Une île numérique avec des effets pratiques et une narration contenue 🎬
La production de Jack Thorne a opté pour une approche technique sobre : tournage en extérieurs réels avec éclairage naturel et peu d'utilisation de CGI, privilégiant les performances enfantines aux effets visuels. La photographie granuleuse et la conception sonore ambiante cherchent à transmettre la claustrophobie sans artifices. Cependant, l'algorithme de Netflix pénalise les séries sans cliffhangers puissants ou rythme trépidant, des facteurs sacrifiés ici par fidélité au matériau original. Le résultat est une œuvre solide mais peu viralisable.

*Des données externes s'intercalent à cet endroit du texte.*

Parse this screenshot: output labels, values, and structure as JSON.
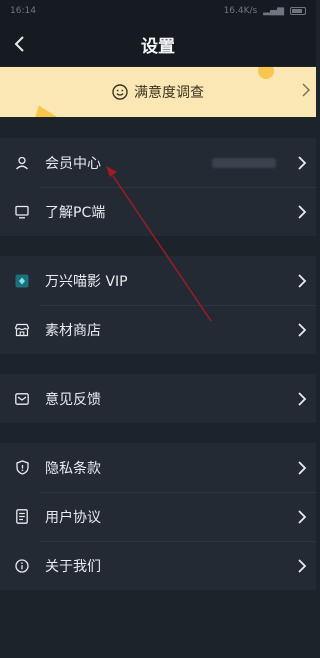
{
  "status_bar": {
    "time": "16:14",
    "info": "16.4K/s"
  },
  "navbar": {
    "title": "设置"
  },
  "survey": {
    "label": "满意度调查"
  },
  "groups": [
    {
      "items": [
        {
          "label": "会员中心",
          "icon": "person-icon"
        },
        {
          "label": "了解PC端",
          "icon": "monitor-icon"
        }
      ]
    },
    {
      "items": [
        {
          "label": "万兴喵影 VIP",
          "icon": "vip-diamond-icon"
        },
        {
          "label": "素材商店",
          "icon": "store-icon"
        }
      ]
    },
    {
      "items": [
        {
          "label": "意见反馈",
          "icon": "mail-icon"
        }
      ]
    },
    {
      "items": [
        {
          "label": "隐私条款",
          "icon": "shield-icon"
        },
        {
          "label": "用户协议",
          "icon": "document-icon"
        },
        {
          "label": "关于我们",
          "icon": "info-icon"
        }
      ]
    }
  ],
  "colors": {
    "background": "#1d232b",
    "row": "#232a33",
    "survey_banner": "#fbe7b3",
    "annotation_arrow": "#a31b22"
  }
}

Les enfants se sont bien comportés, l'algorithme moins 🤖
Il est curieux qu'une série sur des enfants s'organisant en société finisse par être dévorée par la logique d'un système qui récompense le bruit au détriment de l'analyse. Pendant que les petits insulaires discutaient de qui était le chef, Netflix a décidé que le véritable leader était le contenu suivant dans le fil d'actualité. Au moins, Golding peut être tranquille : sa fable sur la barbarie humaine a trouvé un nouveau foyer : la froide indifférence d'une plateforme de streaming.